Vers les dix heures du soir, le bataillon de Menotti attaquait de front une forte barricade barrant le passage qui conduit de la grande rue au château, à deux cents mètres tout au plus de celui-ci et sous un feu plongeant des plus dangereux. Le combat fut long; mais, intrépidement entraînés par Menotti, les chasseurs génois finissent par se précipiter à la baïonnette sur la barricade dont ils s'emparent vers les trois heures du matin, et dans laquelle ils s'établissent pendant que les royaux se replient pas à pas vers le château sans ralentir leur feu. La ville était donc au pouvoir de l'armée nationale. Le reste de la nuit, les canonniers du château continuèrent à envoyer, de ci de là, quelques paquets de mitraille et quelques boulets, mais sans résultat.

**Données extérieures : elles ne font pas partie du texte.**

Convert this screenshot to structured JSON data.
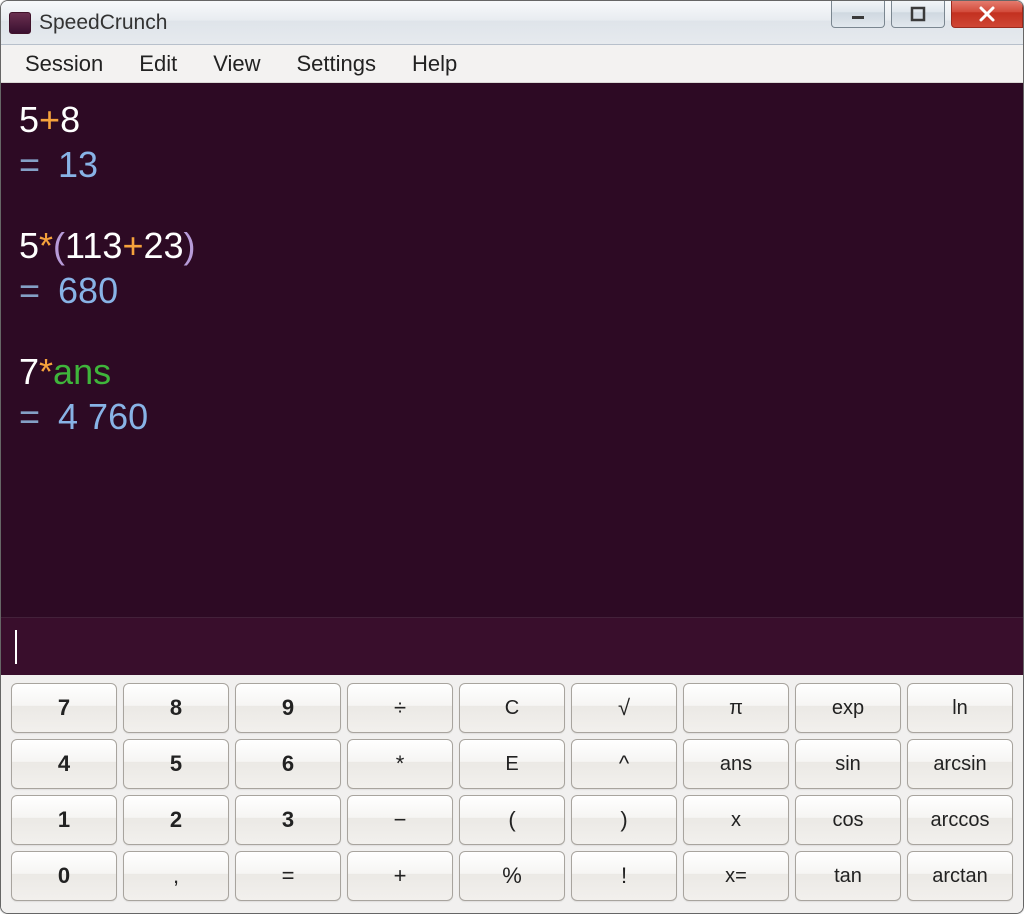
{
  "window": {
    "title": "SpeedCrunch"
  },
  "menubar": [
    "Session",
    "Edit",
    "View",
    "Settings",
    "Help"
  ],
  "history": [
    {
      "expr": [
        {
          "kind": "num",
          "text": "5"
        },
        {
          "kind": "op",
          "text": "+"
        },
        {
          "kind": "num",
          "text": "8"
        }
      ],
      "result": "13"
    },
    {
      "expr": [
        {
          "kind": "num",
          "text": "5"
        },
        {
          "kind": "op",
          "text": "*"
        },
        {
          "kind": "par",
          "text": "("
        },
        {
          "kind": "num",
          "text": "113"
        },
        {
          "kind": "op",
          "text": "+"
        },
        {
          "kind": "num",
          "text": "23"
        },
        {
          "kind": "par",
          "text": ")"
        }
      ],
      "result": "680"
    },
    {
      "expr": [
        {
          "kind": "num",
          "text": "7"
        },
        {
          "kind": "op",
          "text": "*"
        },
        {
          "kind": "var",
          "text": "ans"
        }
      ],
      "result": "4 760"
    }
  ],
  "input": "",
  "keypad": [
    [
      {
        "label": "7",
        "name": "key-7",
        "cls": "num"
      },
      {
        "label": "8",
        "name": "key-8",
        "cls": "num"
      },
      {
        "label": "9",
        "name": "key-9",
        "cls": "num"
      },
      {
        "label": "÷",
        "name": "key-divide",
        "cls": "op"
      },
      {
        "label": "C",
        "name": "key-clear",
        "cls": "fn"
      },
      {
        "label": "√",
        "name": "key-sqrt",
        "cls": "op"
      },
      {
        "label": "π",
        "name": "key-pi",
        "cls": "fn"
      },
      {
        "label": "exp",
        "name": "key-exp",
        "cls": "fn"
      },
      {
        "label": "ln",
        "name": "key-ln",
        "cls": "fn"
      }
    ],
    [
      {
        "label": "4",
        "name": "key-4",
        "cls": "num"
      },
      {
        "label": "5",
        "name": "key-5",
        "cls": "num"
      },
      {
        "label": "6",
        "name": "key-6",
        "cls": "num"
      },
      {
        "label": "*",
        "name": "key-multiply",
        "cls": "op"
      },
      {
        "label": "E",
        "name": "key-e",
        "cls": "fn"
      },
      {
        "label": "^",
        "name": "key-power",
        "cls": "op"
      },
      {
        "label": "ans",
        "name": "key-ans",
        "cls": "fn"
      },
      {
        "label": "sin",
        "name": "key-sin",
        "cls": "fn"
      },
      {
        "label": "arcsin",
        "name": "key-arcsin",
        "cls": "fn"
      }
    ],
    [
      {
        "label": "1",
        "name": "key-1",
        "cls": "num"
      },
      {
        "label": "2",
        "name": "key-2",
        "cls": "num"
      },
      {
        "label": "3",
        "name": "key-3",
        "cls": "num"
      },
      {
        "label": "−",
        "name": "key-minus",
        "cls": "op"
      },
      {
        "label": "(",
        "name": "key-lparen",
        "cls": "op"
      },
      {
        "label": ")",
        "name": "key-rparen",
        "cls": "op"
      },
      {
        "label": "x",
        "name": "key-x",
        "cls": "fn"
      },
      {
        "label": "cos",
        "name": "key-cos",
        "cls": "fn"
      },
      {
        "label": "arccos",
        "name": "key-arccos",
        "cls": "fn"
      }
    ],
    [
      {
        "label": "0",
        "name": "key-0",
        "cls": "num"
      },
      {
        "label": ",",
        "name": "key-comma",
        "cls": "op"
      },
      {
        "label": "=",
        "name": "key-equals",
        "cls": "op"
      },
      {
        "label": "+",
        "name": "key-plus",
        "cls": "op"
      },
      {
        "label": "%",
        "name": "key-percent",
        "cls": "op"
      },
      {
        "label": "!",
        "name": "key-factorial",
        "cls": "op"
      },
      {
        "label": "x=",
        "name": "key-assign",
        "cls": "fn"
      },
      {
        "label": "tan",
        "name": "key-tan",
        "cls": "fn"
      },
      {
        "label": "arctan",
        "name": "key-arctan",
        "cls": "fn"
      }
    ]
  ]
}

Le matin, de bonne heure, l'armée nationale, décidée à en finir, commença ses dispositions d'attaque contre le château. Il n'en fallut pas davantage pour déterminer le général Vial à proposer l'évacuation. Cette offre fut acceptée immédiatement. C'était le 21, au matin, que se passaient ces événements.
La capitulation fut bientôt convenue et signée. La garnison remettait le château et tout son matériel: artillerie, armes, approvisionnements et munitions, au général Garibaldi. Les troupes royales, avec armes et bagages, mais sans munitions, devaient descendre sur le quai qui leur était réservé jusqu'à leur départ. Aussitôt convenu aussitôt fait, et immédiatement les Napolitains gagnèrent l'emplacement où ils devaient attendre leur embarquement, pendant que l'armée nationale, pressée de marcher en avant, commençait son mouvement sur San-Giovanni où, disait-on, deux divisions l'attendaient dans des positions formidables et fortifiées de longue date.
VII
Pendant que Garibaldi attaquait Reggio, le canon grondait partout dans le détroit; les batteries du Faro échangeaient des boulets avec un ou deux navires de l'escadre napolitaine, ainsi qu'avec les forts de Pezzo, de la Torre del Cavallo et d'Alta-Fiumare, à propos d'un débarquement qui avait lieu près de la Bagnara.
Dans la matinée du 21, de très-bonne heure, le général Cosenz était descendu en Calabre, près de Scylla, avec une brigade composée de douze cents hommes environ, un bataillon de chasseurs génois et le bataillon français commandé par de Flotte.
C'est à l'entrée d'un grand fiumare, près d'un petit village, entre Scylla et la Bagnara, que les troupes furent mises à terre. Le bataillon français, débarqué un des premiers, repoussa les quelques troupes napolitaines expédiées de la Bagnara, et bientôt toute la colonne prit la route de Solano, village situé dans la montagne, à cinq heures de marche environ du lieu de débarquement. Elle fut aussitôt assaillie de toutes parts par les royaux, qui occupaient les hauteurs et s'étaient retranchés dans une petite maison blanche où l'on avait établi un avant-poste. Le bataillon français fut envoyé par le général Cosenz pour en débusquer les Napolitains et s'emparer de la hauteur. Ce coup de main, hardiment exécuté, eut un plein succès. Malheureusement le commandant de Flotte fut tué roide d'une balle dans la tête à l'instant où, après avoir blessé deux officiers napolitains, il en faisait prisonnier un troisième.